でもやっぱり素直な気持ちを柊依の前で認めるのは恥ずかしい。
「な、なんでもない……っ」
私は無理やりその話題を断ち切る。
そして空気をごまかすために新たな話題の切り口として頭にぽんと浮かんだのは、未来日記のことだった。
「未来日記のこと、だれか知ってるの?」
顔を空に向けたまま声を放つ。
隣の柊依も空を見上げている気配があった。
「いや、紫苑だけ」
それは少しだけ意外な答えだった。
友達の多い柊依のことだから、だれかしらには話していると思ったのだ。
未来日記なんてそそられない人がいるわけがないし、盛り上がる話題としてはこれ以上ない。
でも思い返してみれば、私に話したきっかけも、どちらかと言えば意図しない流れによるものだったかもしれない。
私が学校に遅刻すると取り乱していたら、柊依がその存在のことを話してくれたのだった。
あれがなかったら、柊依は今でもひとりでその秘密を守っていたのかもしれない。
そもそも、未来日記はなぜ柊依の前に現れたのだろう。
私はふと自分が毎日書いている作品のことを思い出した。
未来日記を題材に、私が経験している毎日の出来事をノンフィクションで書き溜めている。

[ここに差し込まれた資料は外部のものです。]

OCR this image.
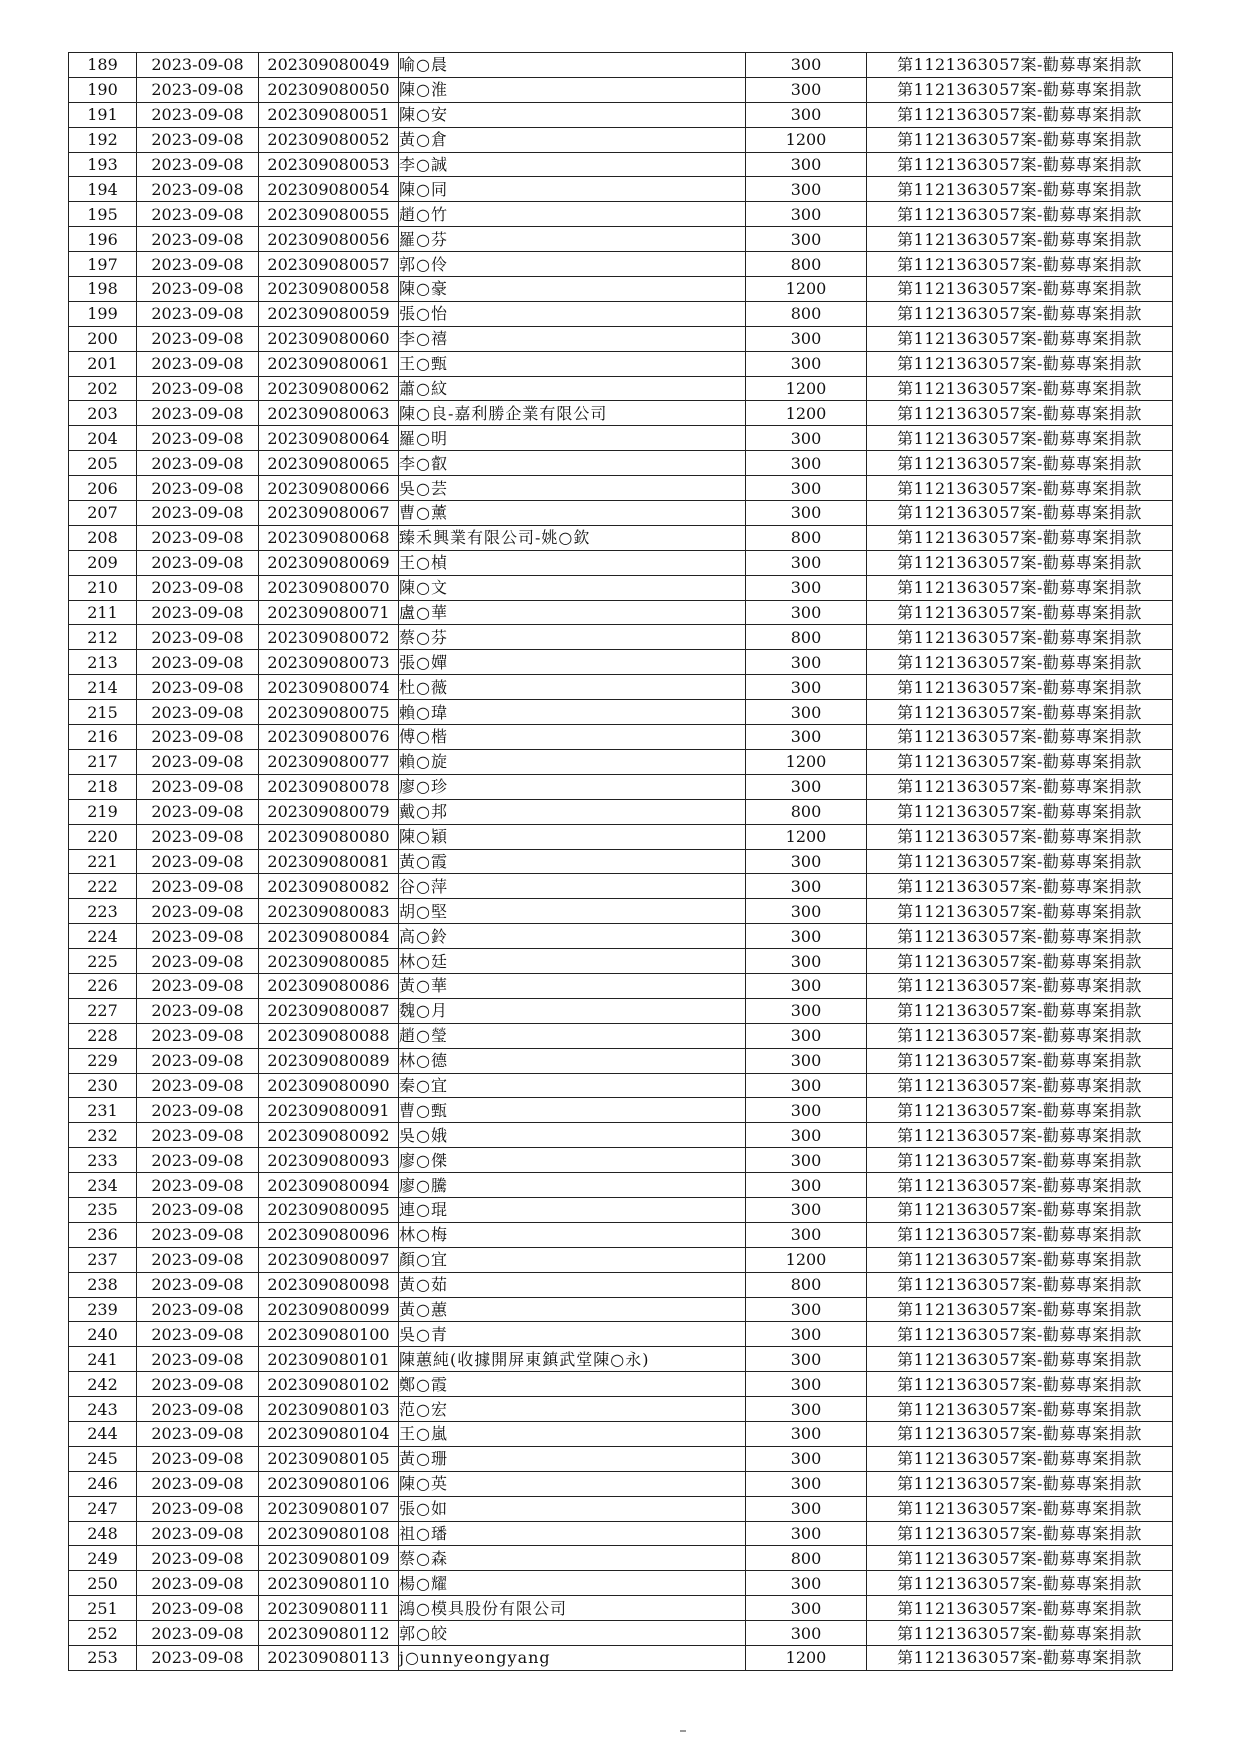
189	2023-09-08	202309080049	喻○晨	300	第1121363057案-勸募專案捐款
190	2023-09-08	202309080050	陳○淮	300	第1121363057案-勸募專案捐款
191	2023-09-08	202309080051	陳○安	300	第1121363057案-勸募專案捐款
192	2023-09-08	202309080052	黃○倉	1200	第1121363057案-勸募專案捐款
193	2023-09-08	202309080053	李○誠	300	第1121363057案-勸募專案捐款
194	2023-09-08	202309080054	陳○同	300	第1121363057案-勸募專案捐款
195	2023-09-08	202309080055	趙○竹	300	第1121363057案-勸募專案捐款
196	2023-09-08	202309080056	羅○芬	300	第1121363057案-勸募專案捐款
197	2023-09-08	202309080057	郭○伶	800	第1121363057案-勸募專案捐款
198	2023-09-08	202309080058	陳○豪	1200	第1121363057案-勸募專案捐款
199	2023-09-08	202309080059	張○怡	800	第1121363057案-勸募專案捐款
200	2023-09-08	202309080060	李○禧	300	第1121363057案-勸募專案捐款
201	2023-09-08	202309080061	王○甄	300	第1121363057案-勸募專案捐款
202	2023-09-08	202309080062	蕭○紋	1200	第1121363057案-勸募專案捐款
203	2023-09-08	202309080063	陳○良-嘉利勝企業有限公司	1200	第1121363057案-勸募專案捐款
204	2023-09-08	202309080064	羅○明	300	第1121363057案-勸募專案捐款
205	2023-09-08	202309080065	李○叡	300	第1121363057案-勸募專案捐款
206	2023-09-08	202309080066	吳○芸	300	第1121363057案-勸募專案捐款
207	2023-09-08	202309080067	曹○薰	300	第1121363057案-勸募專案捐款
208	2023-09-08	202309080068	臻禾興業有限公司-姚○欽	800	第1121363057案-勸募專案捐款
209	2023-09-08	202309080069	王○楨	300	第1121363057案-勸募專案捐款
210	2023-09-08	202309080070	陳○文	300	第1121363057案-勸募專案捐款
211	2023-09-08	202309080071	盧○華	300	第1121363057案-勸募專案捐款
212	2023-09-08	202309080072	蔡○芬	800	第1121363057案-勸募專案捐款
213	2023-09-08	202309080073	張○嬋	300	第1121363057案-勸募專案捐款
214	2023-09-08	202309080074	杜○薇	300	第1121363057案-勸募專案捐款
215	2023-09-08	202309080075	賴○瑋	300	第1121363057案-勸募專案捐款
216	2023-09-08	202309080076	傅○楷	300	第1121363057案-勸募專案捐款
217	2023-09-08	202309080077	賴○旋	1200	第1121363057案-勸募專案捐款
218	2023-09-08	202309080078	廖○珍	300	第1121363057案-勸募專案捐款
219	2023-09-08	202309080079	戴○邦	800	第1121363057案-勸募專案捐款
220	2023-09-08	202309080080	陳○穎	1200	第1121363057案-勸募專案捐款
221	2023-09-08	202309080081	黃○霞	300	第1121363057案-勸募專案捐款
222	2023-09-08	202309080082	谷○萍	300	第1121363057案-勸募專案捐款
223	2023-09-08	202309080083	胡○堅	300	第1121363057案-勸募專案捐款
224	2023-09-08	202309080084	高○鈴	300	第1121363057案-勸募專案捐款
225	2023-09-08	202309080085	林○廷	300	第1121363057案-勸募專案捐款
226	2023-09-08	202309080086	黃○華	300	第1121363057案-勸募專案捐款
227	2023-09-08	202309080087	魏○月	300	第1121363057案-勸募專案捐款
228	2023-09-08	202309080088	趙○瑩	300	第1121363057案-勸募專案捐款
229	2023-09-08	202309080089	林○德	300	第1121363057案-勸募專案捐款
230	2023-09-08	202309080090	秦○宜	300	第1121363057案-勸募專案捐款
231	2023-09-08	202309080091	曹○甄	300	第1121363057案-勸募專案捐款
232	2023-09-08	202309080092	吳○娥	300	第1121363057案-勸募專案捐款
233	2023-09-08	202309080093	廖○傑	300	第1121363057案-勸募專案捐款
234	2023-09-08	202309080094	廖○騰	300	第1121363057案-勸募專案捐款
235	2023-09-08	202309080095	連○琨	300	第1121363057案-勸募專案捐款
236	2023-09-08	202309080096	林○梅	300	第1121363057案-勸募專案捐款
237	2023-09-08	202309080097	顏○宜	1200	第1121363057案-勸募專案捐款
238	2023-09-08	202309080098	黃○茹	800	第1121363057案-勸募專案捐款
239	2023-09-08	202309080099	黃○蕙	300	第1121363057案-勸募專案捐款
240	2023-09-08	202309080100	吳○青	300	第1121363057案-勸募專案捐款
241	2023-09-08	202309080101	陳蕙純(收據開屏東鎮武堂陳○永)	300	第1121363057案-勸募專案捐款
242	2023-09-08	202309080102	鄭○霞	300	第1121363057案-勸募專案捐款
243	2023-09-08	202309080103	范○宏	300	第1121363057案-勸募專案捐款
244	2023-09-08	202309080104	王○嵐	300	第1121363057案-勸募專案捐款
245	2023-09-08	202309080105	黃○珊	300	第1121363057案-勸募專案捐款
246	2023-09-08	202309080106	陳○英	300	第1121363057案-勸募專案捐款
247	2023-09-08	202309080107	張○如	300	第1121363057案-勸募專案捐款
248	2023-09-08	202309080108	祖○璠	300	第1121363057案-勸募專案捐款
249	2023-09-08	202309080109	蔡○森	800	第1121363057案-勸募專案捐款
250	2023-09-08	202309080110	楊○耀	300	第1121363057案-勸募專案捐款
251	2023-09-08	202309080111	鴻○模具股份有限公司	300	第1121363057案-勸募專案捐款
252	2023-09-08	202309080112	郭○皎	300	第1121363057案-勸募專案捐款
253	2023-09-08	202309080113	j○unnyeongyang	1200	第1121363057案-勸募專案捐款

物語が完成したら、いずれどこかの出版社に持ち込みをしたりコンテストに応募したりしたいと思っている。
でも未来日記というある種デリケートなものを扱っているため、その未来日記の所有者である柊依に許可をとらないことには、公に発表することはできない。
とはいえ、その許可をとるには、自分が小説を書いていることを言わなくてはいけないわけで。
私が小説を書いていることを知っているのは、菫だけ。
これまでの友達にも家族にも話していない。
だってもし、自分の夢が馬鹿にされたらと不安だから。
込み上げてくる不安を喉の奥に押し込み、私はか細い声を絞り出した。
「実は私、小説書いてて……」
すると柊依は組んでいた手の上に置いていた頭を浮かせ、驚いたように私を見てきた。
「え! まじ?」
「うん……、趣味程度、なんだけど」
「すげーじゃん、紫苑!」
それは拍子抜けするほどに。
あまりにあっさり、そしてとても肯定的に受け止められ、私は目を瞬かせた。
そうだ、柊依はこういう奴だった。
自分の心の中から、ふーっと質量のある重い力が抜けていくのがわかる。
「それでね、未来日記を題材にした小説書いてるんだけど、どこかに発表したりしてもいい?」
本題を尋ねれば、柊依はそれには答えず、質問で返してきた。
「それって俺は登場する?」
「い、一応するよ」
「じゃ、俺をかっこよく書いてくれるならいいよ」
「ふふ、なにそれ」
「大事だろ。それから俺にもいつか読ませること」
ビー玉のような澄んだ瞳が上目遣いで私の瞳を覗き込み、挑戦的に光る。
自分の書いた小説を読んでもらうということはつまり、自分の心の中を読まれるのと同じ。
でも柊依にはいつか私の心の中を知ってほしいと、なぜかそう思った。
それはもしかしたら、嬉しかったからなのかもしれない。
だって私が小説を書いていることを馬鹿にするどころか、褒めてくれて、その上読みたいという意思表示をしてくれたのだから。
「うん、わかった」
この物語の終着点はどこなのだろう。
今のところまったく考えていないし、よく小説家の人が作るようなこれからのプロットなんて存在しない。
これはあくまで日々起きたことを記録していくノンフィクションだから、自分にもこの先の展開は予想ができないのだ。
でも作品が完結したら、一番に柊依の元に持っていきたい。